Le grand James Ellroy en avait dit : « Beaucoup d’écrivains essaient d’exprimer l’horreur de la décrépitude urbaine. La plupart échouent. Implacable dans sa détermination à choquer le cœur et l’esprit, B. P. 9 parvient « à sonner » l’un et l’autre. » Il n’y a rien à ajouter.
La Mort sur les ondes / Ondes de choc
Vous le voyez, Quinsigamond possède des lieux étonnants et déroutants. Un de ceux-ci est le Wireless, un diner, haut lieu de la vie nocturne, dans lequel on trouve de tout et surtout, des radios ! « Malgré son nom, Wireless (TSF) n’était pas destiné à devenir le point de ralliement des fanas de radio de toute la ville, même si ses propriétaires, Mr Ferrie et Mr Most, étaient depuis longtemps des mordus de la radiodiffusion. » Mais on est loin du conte de fées, des bandes de pirates des ondes existent, l’affrontement va être sanglant, et ce n’est qu’une petite partie de l’histoire.

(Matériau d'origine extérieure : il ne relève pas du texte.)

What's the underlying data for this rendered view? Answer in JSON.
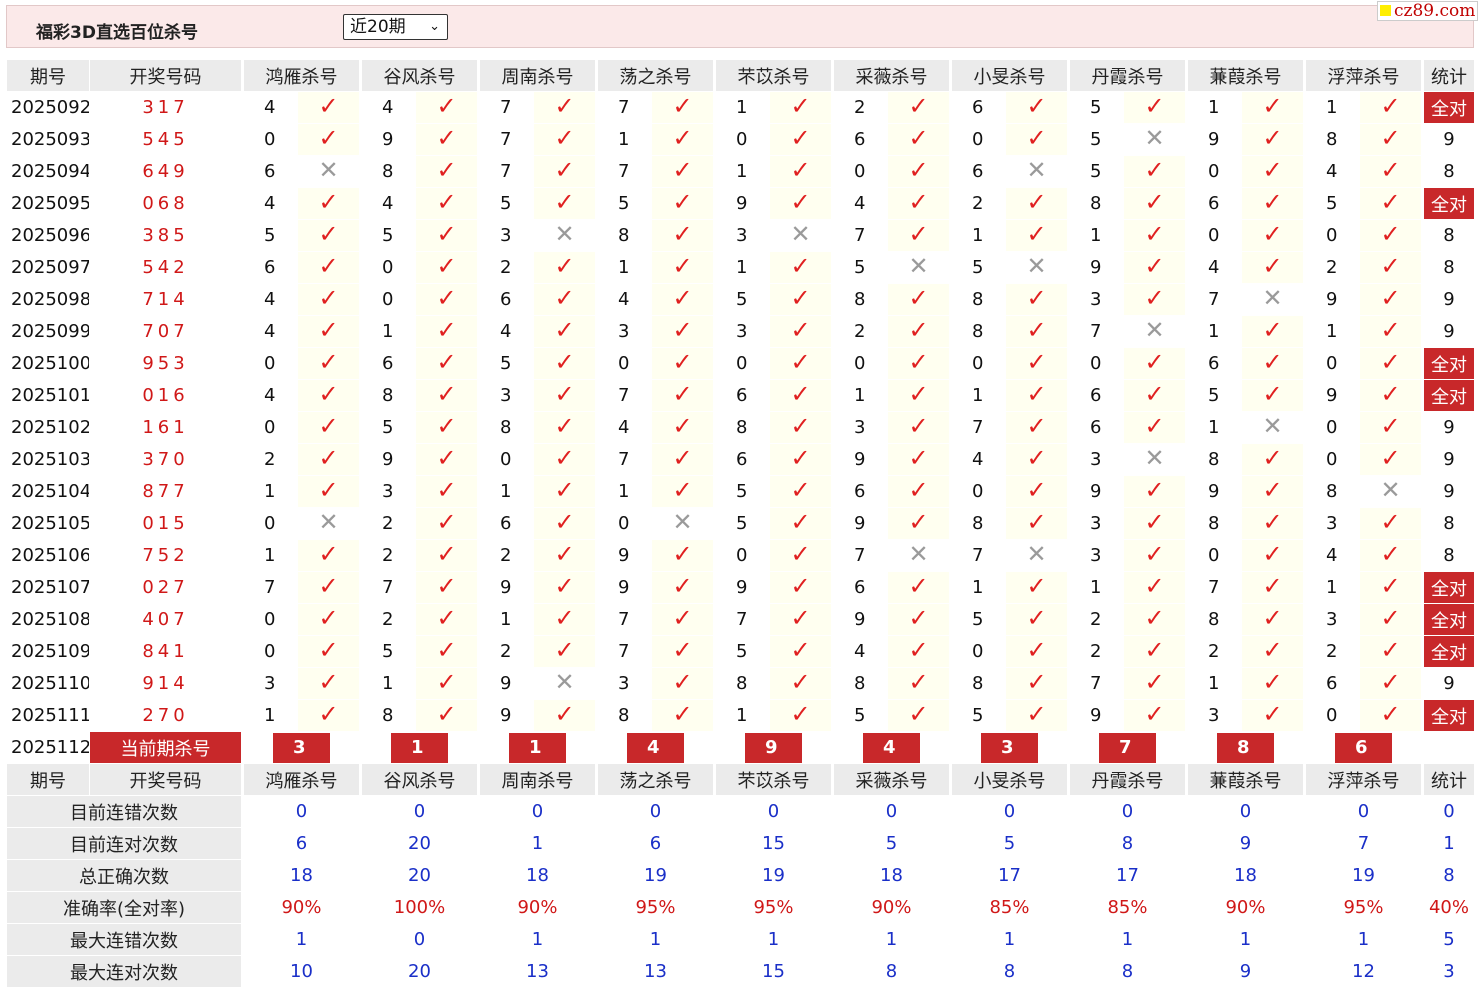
{
  "header": {
    "title": "福彩3D直选百位杀号",
    "period_select": "近20期",
    "site_logo": "cz89.com"
  },
  "columns": {
    "issue": "期号",
    "draw": "开奖号码",
    "experts": [
      "鸿雁杀号",
      "谷风杀号",
      "周南杀号",
      "荡之杀号",
      "芣苡杀号",
      "采薇杀号",
      "小旻杀号",
      "丹霞杀号",
      "蒹葭杀号",
      "浮萍杀号"
    ],
    "stat": "统计"
  },
  "rows": [
    {
      "issue": "2025092",
      "draw": "317",
      "kills": [
        4,
        4,
        7,
        7,
        1,
        2,
        6,
        5,
        1,
        1
      ],
      "ok": [
        1,
        1,
        1,
        1,
        1,
        1,
        1,
        1,
        1,
        1
      ],
      "stat": "全对"
    },
    {
      "issue": "2025093",
      "draw": "545",
      "kills": [
        0,
        9,
        7,
        1,
        0,
        6,
        0,
        5,
        9,
        8
      ],
      "ok": [
        1,
        1,
        1,
        1,
        1,
        1,
        1,
        0,
        1,
        1
      ],
      "stat": "9"
    },
    {
      "issue": "2025094",
      "draw": "649",
      "kills": [
        6,
        8,
        7,
        7,
        1,
        0,
        6,
        5,
        0,
        4
      ],
      "ok": [
        0,
        1,
        1,
        1,
        1,
        1,
        0,
        1,
        1,
        1
      ],
      "stat": "8"
    },
    {
      "issue": "2025095",
      "draw": "068",
      "kills": [
        4,
        4,
        5,
        5,
        9,
        4,
        2,
        8,
        6,
        5
      ],
      "ok": [
        1,
        1,
        1,
        1,
        1,
        1,
        1,
        1,
        1,
        1
      ],
      "stat": "全对"
    },
    {
      "issue": "2025096",
      "draw": "385",
      "kills": [
        5,
        5,
        3,
        8,
        3,
        7,
        1,
        1,
        0,
        0
      ],
      "ok": [
        1,
        1,
        0,
        1,
        0,
        1,
        1,
        1,
        1,
        1
      ],
      "stat": "8"
    },
    {
      "issue": "2025097",
      "draw": "542",
      "kills": [
        6,
        0,
        2,
        1,
        1,
        5,
        5,
        9,
        4,
        2
      ],
      "ok": [
        1,
        1,
        1,
        1,
        1,
        0,
        0,
        1,
        1,
        1
      ],
      "stat": "8"
    },
    {
      "issue": "2025098",
      "draw": "714",
      "kills": [
        4,
        0,
        6,
        4,
        5,
        8,
        8,
        3,
        7,
        9
      ],
      "ok": [
        1,
        1,
        1,
        1,
        1,
        1,
        1,
        1,
        0,
        1
      ],
      "stat": "9"
    },
    {
      "issue": "2025099",
      "draw": "707",
      "kills": [
        4,
        1,
        4,
        3,
        3,
        2,
        8,
        7,
        1,
        1
      ],
      "ok": [
        1,
        1,
        1,
        1,
        1,
        1,
        1,
        0,
        1,
        1
      ],
      "stat": "9"
    },
    {
      "issue": "2025100",
      "draw": "953",
      "kills": [
        0,
        6,
        5,
        0,
        0,
        0,
        0,
        0,
        6,
        0
      ],
      "ok": [
        1,
        1,
        1,
        1,
        1,
        1,
        1,
        1,
        1,
        1
      ],
      "stat": "全对"
    },
    {
      "issue": "2025101",
      "draw": "016",
      "kills": [
        4,
        8,
        3,
        7,
        6,
        1,
        1,
        6,
        5,
        9
      ],
      "ok": [
        1,
        1,
        1,
        1,
        1,
        1,
        1,
        1,
        1,
        1
      ],
      "stat": "全对"
    },
    {
      "issue": "2025102",
      "draw": "161",
      "kills": [
        0,
        5,
        8,
        4,
        8,
        3,
        7,
        6,
        1,
        0
      ],
      "ok": [
        1,
        1,
        1,
        1,
        1,
        1,
        1,
        1,
        0,
        1
      ],
      "stat": "9"
    },
    {
      "issue": "2025103",
      "draw": "370",
      "kills": [
        2,
        9,
        0,
        7,
        6,
        9,
        4,
        3,
        8,
        0
      ],
      "ok": [
        1,
        1,
        1,
        1,
        1,
        1,
        1,
        0,
        1,
        1
      ],
      "stat": "9"
    },
    {
      "issue": "2025104",
      "draw": "877",
      "kills": [
        1,
        3,
        1,
        1,
        5,
        6,
        0,
        9,
        9,
        8
      ],
      "ok": [
        1,
        1,
        1,
        1,
        1,
        1,
        1,
        1,
        1,
        0
      ],
      "stat": "9"
    },
    {
      "issue": "2025105",
      "draw": "015",
      "kills": [
        0,
        2,
        6,
        0,
        5,
        9,
        8,
        3,
        8,
        3
      ],
      "ok": [
        0,
        1,
        1,
        0,
        1,
        1,
        1,
        1,
        1,
        1
      ],
      "stat": "8"
    },
    {
      "issue": "2025106",
      "draw": "752",
      "kills": [
        1,
        2,
        2,
        9,
        0,
        7,
        7,
        3,
        0,
        4
      ],
      "ok": [
        1,
        1,
        1,
        1,
        1,
        0,
        0,
        1,
        1,
        1
      ],
      "stat": "8"
    },
    {
      "issue": "2025107",
      "draw": "027",
      "kills": [
        7,
        7,
        9,
        9,
        9,
        6,
        1,
        1,
        7,
        1
      ],
      "ok": [
        1,
        1,
        1,
        1,
        1,
        1,
        1,
        1,
        1,
        1
      ],
      "stat": "全对"
    },
    {
      "issue": "2025108",
      "draw": "407",
      "kills": [
        0,
        2,
        1,
        7,
        7,
        9,
        5,
        2,
        8,
        3
      ],
      "ok": [
        1,
        1,
        1,
        1,
        1,
        1,
        1,
        1,
        1,
        1
      ],
      "stat": "全对"
    },
    {
      "issue": "2025109",
      "draw": "841",
      "kills": [
        0,
        5,
        2,
        7,
        5,
        4,
        0,
        2,
        2,
        2
      ],
      "ok": [
        1,
        1,
        1,
        1,
        1,
        1,
        1,
        1,
        1,
        1
      ],
      "stat": "全对"
    },
    {
      "issue": "2025110",
      "draw": "914",
      "kills": [
        3,
        1,
        9,
        3,
        8,
        8,
        8,
        7,
        1,
        6
      ],
      "ok": [
        1,
        1,
        0,
        1,
        1,
        1,
        1,
        1,
        1,
        1
      ],
      "stat": "9"
    },
    {
      "issue": "2025111",
      "draw": "270",
      "kills": [
        1,
        8,
        9,
        8,
        1,
        5,
        5,
        9,
        3,
        0
      ],
      "ok": [
        1,
        1,
        1,
        1,
        1,
        1,
        1,
        1,
        1,
        1
      ],
      "stat": "全对"
    }
  ],
  "current": {
    "issue": "2025112",
    "label": "当前期杀号",
    "kills": [
      "3",
      "1",
      "1",
      "4",
      "9",
      "4",
      "3",
      "7",
      "8",
      "6"
    ]
  },
  "marks": {
    "ok": "✓",
    "ng": "✕"
  },
  "stats": [
    {
      "label": "目前连错次数",
      "values": [
        "0",
        "0",
        "0",
        "0",
        "0",
        "0",
        "0",
        "0",
        "0",
        "0"
      ],
      "total": "0"
    },
    {
      "label": "目前连对次数",
      "values": [
        "6",
        "20",
        "1",
        "6",
        "15",
        "5",
        "5",
        "8",
        "9",
        "7"
      ],
      "total": "1"
    },
    {
      "label": "总正确次数",
      "values": [
        "18",
        "20",
        "18",
        "19",
        "19",
        "18",
        "17",
        "17",
        "18",
        "19"
      ],
      "total": "8"
    },
    {
      "label": "准确率(全对率)",
      "values": [
        "90%",
        "100%",
        "90%",
        "95%",
        "95%",
        "90%",
        "85%",
        "85%",
        "90%",
        "95%"
      ],
      "total": "40%",
      "rate": true
    },
    {
      "label": "最大连错次数",
      "values": [
        "1",
        "0",
        "1",
        "1",
        "1",
        "1",
        "1",
        "1",
        "1",
        "1"
      ],
      "total": "5"
    },
    {
      "label": "最大连对次数",
      "values": [
        "10",
        "20",
        "13",
        "13",
        "15",
        "8",
        "8",
        "8",
        "9",
        "12"
      ],
      "total": "3"
    }
  ],
  "colors": {
    "accent_red": "#c8282a",
    "stat_blue": "#1a2fc8",
    "header_bg": "#fbe9e9"
  }
}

Ondes de choc est le moins noir et le plus posé (si on peut dire vu l’univers del’auteur) des livres de Jack O’Connell. Comme à chaque fois, plusieurs histoires cohabitent, on y retrouve l’ombre de Lenore Thomas, et une foultitude de personnages aux lubies les plus folles. C’est complètement baroque, surprenant et captivant. Il est à noter que ce livre parut la première fois sous le titre La Mort sur les ondes, traduit par Freddy Michalski. Mais la traduction ne plaisant pas à François Guérif, son éditeur, celui-ci demanda à Gérard de Chergé (le traducteur des autres livres de Jack O’Connell) de la revoir et le livre reparut sous le titre Ondes de choc.
Porno Palace
À nos yeux, un roman somptueux. On y croise Hermann Kinsky, le roi du crime de Quinsigamond, on explore le Bangkok Park et, bien évidemment, le lieu central du roman est le Porno Palace, splendide cinéma en voie de décrépitude – les descriptions sont superbes – qui sert aujourd’hui de tournage de films pornos.

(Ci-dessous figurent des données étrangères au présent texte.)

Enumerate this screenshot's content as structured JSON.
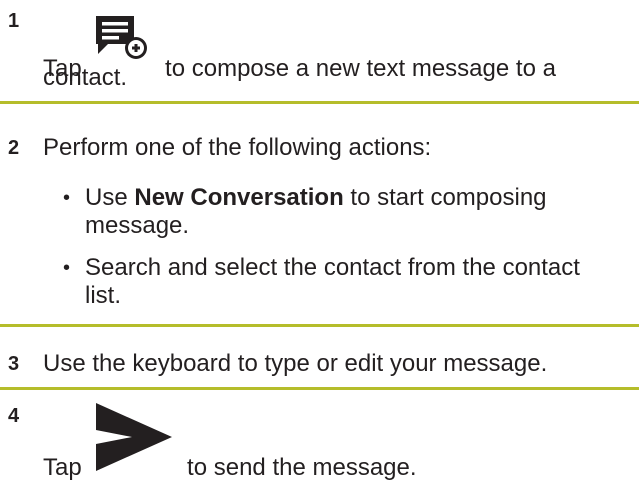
{
  "steps": [
    {
      "number": "1",
      "text_before": "Tap",
      "icon": "compose-message-icon",
      "text_after": "to compose a new text message to a",
      "text_line2": "contact."
    },
    {
      "number": "2",
      "text": "Perform one of the following actions:",
      "bullets": [
        {
          "marker": "•",
          "prefix": "Use",
          "bold": "New Conversation",
          "suffix": "to start composing",
          "line2": "message."
        },
        {
          "marker": "•",
          "text": "Search and select the contact from the contact",
          "line2": "list."
        }
      ]
    },
    {
      "number": "3",
      "text": "Use the keyboard to type or edit your message."
    },
    {
      "number": "4",
      "text_before": "Tap",
      "icon": "send-icon",
      "text_after": "to send the message."
    }
  ],
  "colors": {
    "divider": "#b5bd2a",
    "text": "#231f20",
    "icon": "#231f20"
  }
}
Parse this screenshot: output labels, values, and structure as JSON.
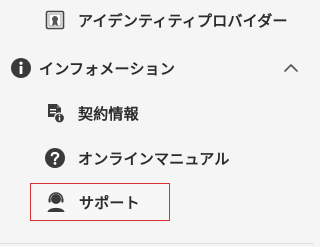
{
  "sidebar": {
    "items": [
      {
        "label": "アイデンティティプロバイダー",
        "icon": "certificate-icon"
      },
      {
        "label": "インフォメーション",
        "icon": "info-circle-icon",
        "expanded": true
      },
      {
        "label": "契約情報",
        "icon": "contract-info-icon"
      },
      {
        "label": "オンラインマニュアル",
        "icon": "help-circle-icon"
      },
      {
        "label": "サポート",
        "icon": "support-agent-icon",
        "selected": true
      }
    ]
  },
  "colors": {
    "background": "#f5f5f5",
    "text": "#2b2b2b",
    "icon": "#3a3a3a",
    "highlight_border": "#d8312f"
  }
}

Le scenario est parfait, les différents parcours des personnages se croisant sans cesse, la ville aussi intrigante et attirante que repoussante et les personnages extrêmement fouillés et travaillés. L’auteur vous happe et vous n’avez pas de répit avant la dernière page.

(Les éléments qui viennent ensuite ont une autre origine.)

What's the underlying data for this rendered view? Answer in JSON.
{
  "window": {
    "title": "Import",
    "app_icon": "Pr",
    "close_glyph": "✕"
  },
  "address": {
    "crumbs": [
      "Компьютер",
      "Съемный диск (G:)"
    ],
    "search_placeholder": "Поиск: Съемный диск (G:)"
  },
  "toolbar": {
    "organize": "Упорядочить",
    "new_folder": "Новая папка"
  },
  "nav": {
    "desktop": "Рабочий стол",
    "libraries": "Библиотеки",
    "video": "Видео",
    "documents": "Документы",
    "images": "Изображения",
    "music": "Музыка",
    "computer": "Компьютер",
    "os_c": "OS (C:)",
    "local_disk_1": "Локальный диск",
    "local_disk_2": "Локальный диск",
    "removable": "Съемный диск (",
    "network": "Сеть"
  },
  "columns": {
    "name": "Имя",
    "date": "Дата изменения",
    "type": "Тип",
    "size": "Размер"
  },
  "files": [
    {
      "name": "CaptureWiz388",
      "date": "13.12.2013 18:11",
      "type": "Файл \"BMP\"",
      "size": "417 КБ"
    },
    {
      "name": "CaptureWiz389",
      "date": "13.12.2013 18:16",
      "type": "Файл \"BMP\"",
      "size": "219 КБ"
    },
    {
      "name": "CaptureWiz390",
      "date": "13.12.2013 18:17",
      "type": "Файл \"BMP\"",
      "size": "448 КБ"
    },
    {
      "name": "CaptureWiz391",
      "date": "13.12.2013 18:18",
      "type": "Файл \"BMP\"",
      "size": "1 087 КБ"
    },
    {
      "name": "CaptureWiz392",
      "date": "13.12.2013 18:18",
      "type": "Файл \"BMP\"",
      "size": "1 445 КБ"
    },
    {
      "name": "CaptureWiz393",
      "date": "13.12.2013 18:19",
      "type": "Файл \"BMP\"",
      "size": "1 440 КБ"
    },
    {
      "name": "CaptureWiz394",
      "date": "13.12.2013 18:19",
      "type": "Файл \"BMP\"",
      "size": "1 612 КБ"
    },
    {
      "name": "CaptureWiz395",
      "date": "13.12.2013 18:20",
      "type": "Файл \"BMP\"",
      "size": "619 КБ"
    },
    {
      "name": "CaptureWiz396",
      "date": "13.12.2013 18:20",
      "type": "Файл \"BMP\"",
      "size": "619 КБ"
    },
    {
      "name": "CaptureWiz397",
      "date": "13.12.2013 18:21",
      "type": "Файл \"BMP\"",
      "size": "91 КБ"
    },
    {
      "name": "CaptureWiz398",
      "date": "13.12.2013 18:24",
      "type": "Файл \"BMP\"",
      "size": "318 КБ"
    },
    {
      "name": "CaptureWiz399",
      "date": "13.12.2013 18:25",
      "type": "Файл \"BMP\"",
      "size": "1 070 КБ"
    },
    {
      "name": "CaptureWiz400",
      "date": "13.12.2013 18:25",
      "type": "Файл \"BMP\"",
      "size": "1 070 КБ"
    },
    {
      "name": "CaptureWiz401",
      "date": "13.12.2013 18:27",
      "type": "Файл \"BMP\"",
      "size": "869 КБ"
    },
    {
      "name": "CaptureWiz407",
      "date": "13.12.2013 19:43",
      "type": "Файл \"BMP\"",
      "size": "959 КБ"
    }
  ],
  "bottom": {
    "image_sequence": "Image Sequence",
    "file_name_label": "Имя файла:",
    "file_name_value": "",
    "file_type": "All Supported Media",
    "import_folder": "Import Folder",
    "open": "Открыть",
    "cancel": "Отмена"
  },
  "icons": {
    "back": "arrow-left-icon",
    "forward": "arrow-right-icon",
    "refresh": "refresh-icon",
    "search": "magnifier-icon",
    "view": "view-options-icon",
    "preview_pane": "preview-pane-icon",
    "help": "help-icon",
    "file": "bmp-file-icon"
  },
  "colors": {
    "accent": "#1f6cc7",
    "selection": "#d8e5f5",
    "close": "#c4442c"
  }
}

Et le verbe s’est fait chair
Et le verbe s’est fait chair, sous-titré « roman d’absolution », commence par une scène d’écorchement vif. Mais le narrateur vous laisse une porte de sortie : « c’est la dernière occasion qui vous est offerte de partir ». Vous pouvez passer au chapitre suivant, vous n’êtes pas obligé de le lire, mais si vous le faites, il ne faudra pas en vouloir à l’auteur, c’est vous qui avez décidé de le lire. Dans ce quatrième roman, on trouve un chauffeur de taxi qui fait sa psychanalyse, une allégorie des massacres de masse dans le monde, on y explore le quartier de la gare de Gompers, tout le monde court après un livre… Ce titre-là est un pur chef d’œuvre (de noirceur).
Dans les limbes
Dans les limbes se passe en partie à la clinique du Dr Peck située dans les faubourgs de Quinsigamond quoi qu’en pensent certains. On y retrouve Sweeny, dont Dany, le fils de six ans, est plongé dans le coma depuis un an, qui a tout quitté pour le faire hospitaliser à la clinique du Dr Peck. Sweeny est veuf (sa femme s’est suicidée à la suite de l’accident du petit), porte en lui la culpabilité, le chagrin, a perdu le sommeil, est irritable et proche de la rupture. Nous sommes dans une histoire noire comme le rappelle l’auteur. Tous les personnages que Sweeny croisera – médecins, infirmières, gardiens et bikers – auront un mobile caché qui pourra mettre Dany en danger. Ça, c’est la première histoire. Mais chez Jack O’Connell, les choses ne sont jamais simples (c’est ce qui fait toute sa force) et les récits s’entremêlent. La deuxième histoire principale est extraite de Limbo Comics, l’illustré préféré du fils de Sweeney qui raconte l’errance de monstres de cirque : la fille homard, le garçon à la face de mule, l’hermaphrodite, les siamois, le garçon poulet… Bien évidemment, tout finira par se rejoindre et le final fait partie de ceux qui vous transportent sacrément loin.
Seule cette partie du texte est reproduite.